Fluffy Davos Ironically, the rise of the World Social Forum comes as Davos is vigorously embracing social issues. The WEF trailed its 2003 summit, themed Rebuilding Trust, with a poll revealing the declining opinion citizens have of their leaders. Yet seven years ago, before the Battle of Seattle, it was meeting under the banner "Sustaining Globalisation". And even in 2000, at the peak of the dot.com boom, it had a distinctly pro-corporate feel.
"People hoped that some of that dot.com gold-dust would rub off," one senior businessman, and Davos regular, said. "There was this feeling that the internet could solve all the world's problems. That we were standing at the end of history. "Now there has been a little sober reflection, following the bursting of the dot.com bubble." If you fancy attending forums entitled "Giving a voice to the disenfranchised", or "Can't we all just get along", you need fly not to Porto Alegre, but Davos.

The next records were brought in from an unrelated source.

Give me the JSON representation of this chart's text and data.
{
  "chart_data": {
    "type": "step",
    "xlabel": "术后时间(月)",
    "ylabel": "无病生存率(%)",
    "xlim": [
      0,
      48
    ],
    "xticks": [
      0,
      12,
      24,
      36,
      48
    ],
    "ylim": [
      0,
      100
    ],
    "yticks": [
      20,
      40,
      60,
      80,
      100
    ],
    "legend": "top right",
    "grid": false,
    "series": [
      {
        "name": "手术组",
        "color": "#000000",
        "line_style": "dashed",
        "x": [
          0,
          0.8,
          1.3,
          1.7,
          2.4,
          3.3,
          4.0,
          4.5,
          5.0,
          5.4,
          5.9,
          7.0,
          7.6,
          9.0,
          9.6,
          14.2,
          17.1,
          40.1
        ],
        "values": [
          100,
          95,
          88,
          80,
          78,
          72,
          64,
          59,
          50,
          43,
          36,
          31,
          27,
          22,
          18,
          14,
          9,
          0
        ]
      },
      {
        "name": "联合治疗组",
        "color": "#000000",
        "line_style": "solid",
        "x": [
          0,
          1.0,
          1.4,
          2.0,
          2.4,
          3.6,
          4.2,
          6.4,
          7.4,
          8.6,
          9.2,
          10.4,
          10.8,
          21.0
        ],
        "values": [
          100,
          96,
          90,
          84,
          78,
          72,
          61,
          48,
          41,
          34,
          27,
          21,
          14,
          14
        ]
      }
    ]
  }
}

Room for both? Indeed, the ground covered may prove so common that some, such as Salil Shetty, chief executive of development agency ActionAid, would see increasing contact between the two summits. "We should be seeking to encourage dialogue," says Mr Shetty who, while a Davos delegate, receives daily updates from Porto Alegre.
Ed Mayo, director at anti-globalisation think-tank the New Economics Foundation, also sees both forums playing important roles. WSF campaigners have begun arriving in Brazil "In a world which is increasingly globally focused, you need global institutions." The WSF may even emerge as the dominant summit.
"The WSF has so much creativity, consensus. It is wholly chaotic, but much clearer in its aims," Mr Mayo says. "In the long run it is going to be more relevant than the WEF." The challenge for the WSF will, as a movement comprising so many factions, to maintain coherence.
Still, for now it has attracted the media spotlight, and the anti-globalisation throng. In the future, who knows, its success may even trigger the eruption of pro-capitalist protests.